Of the women that were BRCA+, PMs were viewed as the most effective means of decreasing ultimate risk and worry of breast cancer. The majority of women who agreed with these viewpoints went on to ultimately choose a PM. Previous studies have looked at smaller numbers of patients and described worry as a major factor in ultimate decision making in high risk women.20 Additionally, Scheuer, et al. have shown the importance of genetic counseling in promoting increased surveillance, earlier detection and even surgical intervention in mutation carriers.21 Genetic counseling often involves a detailed discussion of genetic test results (including positive, negative and uncertain results), cancer family history, and cancer risks and risk reduction options associated with each test result. Patients cite each of these points of discussion as influential factors in their risk reduction surgery decisions, including PM.22 Furthermore, although breast cancer risk reduction decision aids have proven to be useful in reducing patients' decisional conflict regarding their risk reduction options, they have not been shown to be effective in the absence of counseling, further reinforcing the importance of genetic counseling in the decision making process.23 Other studies have shown that when high-risk women undergo intensive screening they may not tend to want to undergo PM.24 Our study further evaluates these opinions regarding PMs in this patient population and expands the underlying perceptions of this surgery.
By acknowledging that although women are willing to undergo SBEs and mammography as well as with the recent American Cancer Society MRI screening guidelines,25 prophylactic surgeries are still significantly viewed in this patient population as the most effective means of decreasing risk and worry. Interestingly, the majority of both BRCA+ and BRCA- women did not feel that PMs were either too drastic, too scary or too disfiguring which is often a major concern of caregivers when counseling and providing this intervention as some analyses have shown mixed satisfaction to PM and reconstruction in high-risk poulations.20 However, more recent studies have shown similar quality of life between women who choose to undergo PM compared to women who do not, and overall satisfaction with the decision to undergo PM.26-29 This data in addition to the data presented in the current study suggest that caregivers may be overestimating patients' negative feelings regarding PM.
Limitations of our analysis include that this is a retrospective questionnaire and women who tended to return the questionnaire may have had stronger opinions either positively or negatively. The women were also answering the questionnaire at different time points after their screening or PM decision had been made or completed. Each of the women also underwent genetic counseling as per our institutional guidelines and may be influenced by the information provided in the counseling session. A prospective questionnaire both pre and post genetic testing may show more clearly the impact of genetic testing and results disclosure on these risk-reducing strategies.

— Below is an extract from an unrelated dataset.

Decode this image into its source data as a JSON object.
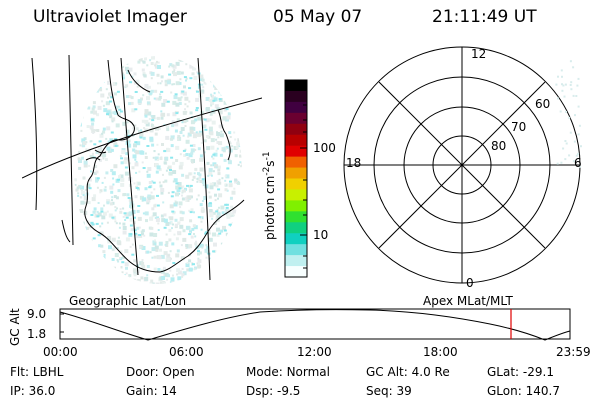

Our analysis provides insight into the decision making regarding risk-reduction strategies in BRCA+ and BRCA- patients. Patients with a deleterious BRCA mutation may find PM as the only way to effectively reduce their worry. Health care providers and genetic counselors must take this in to account when assessing a woman's needs at the time of genetic testing and results disclosure.
Funding: Supported by the Nellie B. Connally Breast Cancer Research Fund and the NIH T32 Training Grant (5 T32 CA101642 02).